Rise Of The AI Artist
As artists and creatives embrace artificial intelligence, new possibilities are presenting themselves in the forms of creative direction, visual design, and song creation.
Surrealist artist Salvador Dali once stated, “If someday I may die, though it is unlikely, I hope the people in the cafes will say, ‘Dali has died, but not entirely.’”
It was a prescient proclamation. Through AI technology, Dali, who died 30 years ago, has been resurrected by the Dali Museum in Florida, and Goodby, Silverstein & Partners. “Dali Lives,” created with artificial intelligence, features a virtual Dali who shares stories and thoughts on contemporary events. By pulling data and content from millions of frames of interviews with the artist, creators were able to bring to life one of the most colourful characters of the art world.

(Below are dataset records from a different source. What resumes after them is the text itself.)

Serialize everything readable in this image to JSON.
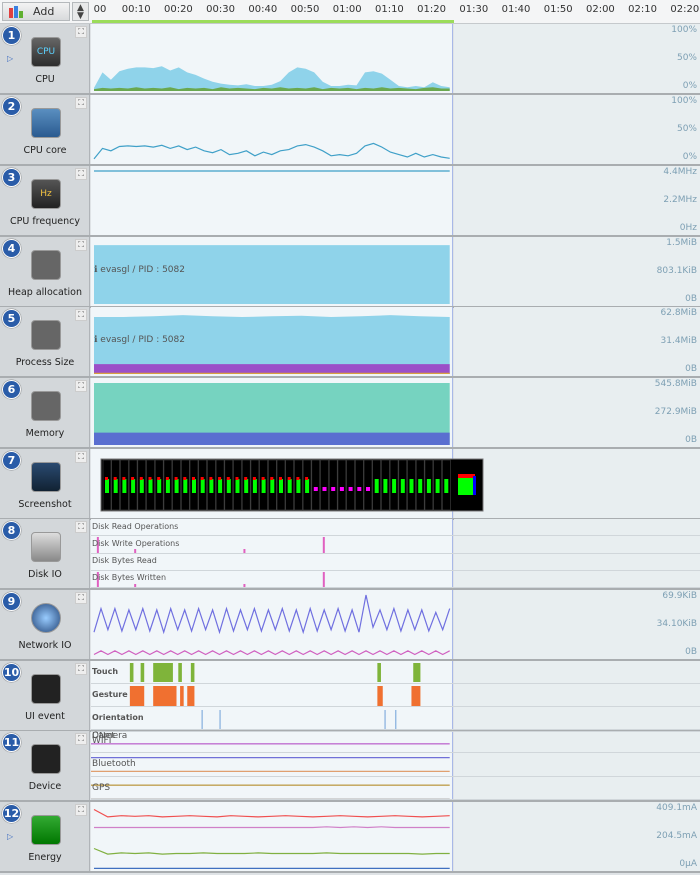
{
  "toolbar": {
    "add_label": "Add",
    "sort_icon": "up-down-arrows-icon",
    "add_icon": "bar-chart-icon"
  },
  "timeline": {
    "ticks": [
      "00",
      "00:10",
      "00:20",
      "00:30",
      "00:40",
      "00:50",
      "01:00",
      "01:10",
      "01:20",
      "01:30",
      "01:40",
      "01:50",
      "02:00",
      "02:10",
      "02:20"
    ],
    "recorded_seconds": 85
  },
  "rows": [
    {
      "num": "1",
      "label": "CPU",
      "icon": "cpu-chip-icon",
      "icon_text": "CPU",
      "axis": [
        "100%",
        "50%",
        "0%"
      ]
    },
    {
      "num": "2",
      "label": "CPU core",
      "icon": "cpu-core-icon",
      "axis": [
        "100%",
        "50%",
        "0%"
      ]
    },
    {
      "num": "3",
      "label": "CPU frequency",
      "icon": "hz-icon",
      "icon_text": "Hz",
      "axis": [
        "4.4MHz",
        "2.2MHz",
        "0Hz"
      ]
    },
    {
      "num": "4",
      "label": "Heap allocation",
      "icon": "memory-chip-icon",
      "axis": [
        "1.5MiB",
        "803.1KiB",
        "0B"
      ],
      "pid": "evasgl / PID : 5082"
    },
    {
      "num": "5",
      "label": "Process Size",
      "icon": "process-icon",
      "axis": [
        "62.8MiB",
        "31.4MiB",
        "0B"
      ],
      "pid": "evasgl / PID : 5082"
    },
    {
      "num": "6",
      "label": "Memory",
      "icon": "memory-icon",
      "axis": [
        "545.8MiB",
        "272.9MiB",
        "0B"
      ]
    },
    {
      "num": "7",
      "label": "Screenshot",
      "icon": "camera-icon"
    },
    {
      "num": "8",
      "label": "Disk IO",
      "icon": "hard-disk-icon",
      "subs": [
        "Disk Read Operations",
        "Disk Write Operations",
        "Disk Bytes Read",
        "Disk Bytes Written"
      ]
    },
    {
      "num": "9",
      "label": "Network IO",
      "icon": "network-icon",
      "axis": [
        "69.9KiB",
        "34.10KiB",
        "0B"
      ]
    },
    {
      "num": "10",
      "label": "UI event",
      "icon": "touch-phone-icon",
      "subs": [
        "Touch",
        "Gesture",
        "Orientation"
      ]
    },
    {
      "num": "11",
      "label": "Device",
      "icon": "device-icon",
      "subs": [
        "WIFI",
        "Bluetooth",
        "GPS",
        "DNet",
        "Camera"
      ]
    },
    {
      "num": "12",
      "label": "Energy",
      "icon": "battery-icon",
      "axis": [
        "409.1mA",
        "204.5mA",
        "0µA"
      ]
    }
  ],
  "series": {
    "cpu_total": [
      5,
      30,
      18,
      32,
      36,
      38,
      38,
      37,
      40,
      33,
      38,
      30,
      26,
      20,
      15,
      12,
      10,
      9,
      11,
      8,
      8,
      10,
      16,
      30,
      38,
      36,
      30,
      15,
      8,
      8,
      10,
      9,
      30,
      32,
      28,
      18,
      8,
      6,
      8,
      6,
      14,
      8,
      6
    ],
    "cpu_app": [
      3,
      5,
      4,
      5,
      4,
      6,
      4,
      5,
      4,
      6,
      3,
      5,
      4,
      5,
      3,
      6,
      4,
      5,
      4,
      3,
      5,
      4,
      6,
      4,
      5,
      4,
      6,
      3,
      5,
      4,
      5,
      3,
      5,
      4,
      6,
      4,
      5,
      4,
      3,
      5,
      6,
      4,
      4
    ],
    "cpu_core": [
      5,
      22,
      18,
      25,
      26,
      25,
      26,
      24,
      27,
      22,
      26,
      20,
      24,
      18,
      15,
      20,
      12,
      14,
      18,
      10,
      16,
      12,
      18,
      20,
      26,
      28,
      24,
      18,
      10,
      12,
      10,
      14,
      26,
      30,
      24,
      16,
      12,
      8,
      14,
      8,
      12,
      8,
      6
    ],
    "cpu_freq": [
      100
    ],
    "heap": [
      95
    ],
    "process": {
      "total": [
        92,
        92,
        93,
        95,
        93,
        92,
        93,
        94,
        92,
        93,
        95,
        93,
        92
      ],
      "rss": [
        16
      ],
      "shared": [
        2
      ]
    },
    "memory": {
      "total": [
        100
      ],
      "used": [
        20
      ]
    },
    "disk_write_ops": [
      [
        2,
        100
      ],
      [
        28,
        25
      ],
      [
        64,
        25
      ],
      [
        98,
        100
      ]
    ],
    "disk_bytes_written": [
      [
        2,
        100
      ],
      [
        28,
        25
      ],
      [
        64,
        25
      ],
      [
        98,
        100
      ]
    ],
    "network_rx": [
      40,
      78,
      44,
      78,
      42,
      76,
      44,
      78,
      42,
      76,
      40,
      78,
      44,
      76,
      42,
      78,
      44,
      76,
      40,
      78,
      42,
      76,
      44,
      78,
      42,
      76,
      44,
      78,
      42,
      76,
      40,
      78,
      42,
      76,
      44,
      78,
      42,
      76,
      40,
      100,
      48,
      76,
      44,
      78,
      42,
      76,
      44,
      76,
      42,
      72,
      44,
      78
    ],
    "network_tx": [
      4,
      10,
      4,
      10,
      4,
      10,
      4,
      10,
      4,
      10,
      4,
      10,
      4,
      10,
      4,
      10,
      4,
      10,
      4,
      10,
      4,
      10,
      4,
      10,
      4,
      10,
      4,
      10,
      4,
      10,
      4,
      10,
      4,
      10,
      4,
      10,
      4,
      10,
      4,
      10,
      4,
      10,
      4,
      10,
      4,
      10,
      4,
      10,
      4,
      10,
      4,
      10
    ],
    "touch_ms": [
      [
        10,
        11
      ],
      [
        13,
        14
      ],
      [
        16.5,
        22
      ],
      [
        23.5,
        24.5
      ],
      [
        27,
        28
      ],
      [
        79,
        80
      ],
      [
        89,
        91
      ]
    ],
    "gesture_ms": [
      [
        10,
        14
      ],
      [
        16.5,
        23
      ],
      [
        24,
        25
      ],
      [
        26,
        28
      ],
      [
        79,
        80.5
      ],
      [
        88.5,
        91
      ]
    ],
    "orientation_ms": [
      [
        30
      ],
      [
        35
      ],
      [
        81
      ],
      [
        84
      ]
    ],
    "energy": {
      "red": [
        96,
        84,
        86,
        85,
        86,
        84,
        85,
        86,
        85,
        84,
        86,
        85,
        84,
        85,
        86,
        85,
        84,
        85,
        86,
        85,
        84,
        85,
        86,
        85,
        84,
        85,
        86
      ],
      "pink": [
        67,
        67,
        67,
        67,
        67,
        67,
        67,
        67,
        67,
        67,
        67,
        67,
        67,
        67,
        67,
        67,
        67,
        68,
        67,
        68,
        67,
        68,
        67,
        67,
        67,
        67,
        67
      ],
      "green": [
        33,
        24,
        26,
        25,
        26,
        24,
        25,
        25,
        26,
        25,
        25,
        25,
        26,
        25,
        25,
        25,
        25,
        26,
        25,
        25,
        25,
        25,
        25,
        25,
        24,
        25,
        25
      ],
      "blue": [
        1
      ]
    }
  },
  "colors": {
    "cpu_fill": "#8fd3ea",
    "cpu_app": "#6aa84f",
    "line_blue": "#3fa0c8",
    "heap": "#8fd3ea",
    "process_rss": "#9b4fc8",
    "process_shared": "#d9a040",
    "memory_total": "#76d3c0",
    "memory_used": "#5a6fd0",
    "disk": "#e060c0",
    "net_rx": "#7070e0",
    "net_tx": "#d060c0",
    "touch": "#7fb43a",
    "gesture": "#f07030",
    "orientation": "#6fa0d8",
    "wifi": "#c070d0",
    "bluetooth": "#7070d8",
    "gps": "#e0a070",
    "dnet": "#c0a050",
    "camera": "#c0c0c0",
    "energy_red": "#f05050",
    "energy_pink": "#d080c8",
    "energy_green": "#80b040",
    "energy_blue": "#4070c0"
  }
}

When marketers and technologists think about the applications for artificial intelligence, it’s common to think along the lines of data processing, GPS route-finding, and logistics efficiency. But as artists and creatives embrace the technology, new possibilities are presenting themselves in the forms of creative direction, visual design, and song creation.
Taking Direction
Shun Matsuzaka, digital creative director at McCann Worldgroup, is a pioneer in embracing AI-enabled creativity. There he developed an algorithm (AI-CD β;) that provides creative direction for creating TV commercials.
“I was very inspired by the way Netflix created the first drama series ‘House of Cards,’” he told CMO.com. “They accumulated their audience data and used it to create their own series.”
Matsuzaka realised he could use that method in the advertising industry. “My team and Iwatched 1,000 award-winning Japanese TV commercials, accumulated the data, and tagged them by hand based on the factors we thought makes for a good commercial,” he said.
They created 20 factors for the algorithm to take into consideration when determining the creative, such as context, manner, music, and tone. To use it, they enter key pieces of information pertaining to the client’s brief, such as target audience, concept, and product status. Then–at the press of a button–AI-CD β gives direction based on the database.
Matsuzaka believes in “co-creation”–that AI can improve on human creativity.
“We created [the algorithm] to enhance our creativity, not replace it,” he said. “The more I use AI-CD β, the more I have time to think in-depth and to research. My creativity depends on my temper, or how well I slept last night, or any external factors that can reduce my creativity. The strength of technology is that they work 24/7. They don’t forget, and they cannot work without logic.”
Vasjen Katro, (aka Baugasm), a visual designer from Albania, took a spin at reinventing the Adobe logo for Adobe’s Remix programme. (CMO.com is owned by Adobe.) Wanting to showcase the contemporary possibilities offered by the company, Katro incorporated AI into his process.
Drawing inspiration from sci-fi movies and van Gogh paintings, Katro worked to leverage style transfer technology powered by Adobe Sensei. The AI and machine learning framework allows artists to apply the structure and detail of one image to the content of another, previously a long process.
As a result, Katro was able to quickly transfer the style of van Gogh brushstrokes to the organic textures he used to reimagine the Adobe logo. He then combined digital and organic media to finish his work in Adobe Creative Cloud tools.
“It’s been so exciting to watch how Katro approached the project,” said John Caponi, senior creative director at Adobe. “He really used style transfer technology as a creative inspiration—it was a collaborative process. Then he’d add his own polish and create in the way only he can.”
Now Katro is dreaming up more ways to use AI.
“I see it as really convenient, especially in helping with tedious tasks that I’m not happy doing,” he said. “So why not have an assistant helping me crop a photo or figure out layers? I see it as a tool to create things more easily and faster—less time spent on tedious tasks is more time spent on creating or designing.”
AI Arrangement
Stephen Phillips, the Australian founder of AI music startup Popgun and a lifelong musician, saw the rise in technology and wondered how it could be used to mimic and emulate music’s ability to elicit an emotional response.
While it’s still early days for Popgun, which will release its first products soon, the company has made significant advances when it comes to intersecting AI with musical creativity.
Popgun used deep learning to develop an artificial intelligence that can create original pop songs. “We think AI is going to be a huge paradigm shift in how we make software,” Phillips told CMO.com.
Initially, Popgun’s goal was for its AI “to learn to make music so well that we’d press a button and out would come a great song” that would make the Top 40, Phillips said.
“The more we evolved the technology, it was clear this tool was able to model creative ideas and able to model how to compose music, but that wasn’t enough,” he explained. “We can teach it if something is in key or out of key, that these are the correct notes to play in this scale, but we can’t teach it how to assess good from bad.”
That’s where human subjectivity comes into play, and why Phillips believes the biggest breakthrough with technology like Popgun isn’t going to be the replacement of creators and composers. Rather, AI will democratise creative endeavours like design and music composition, delivering new creative tools that will drive the transition from mass consumption to mass creation.
As Phillips said, “There’s a constant stream of ideas creators can harvest, and they can combine them in new ways.”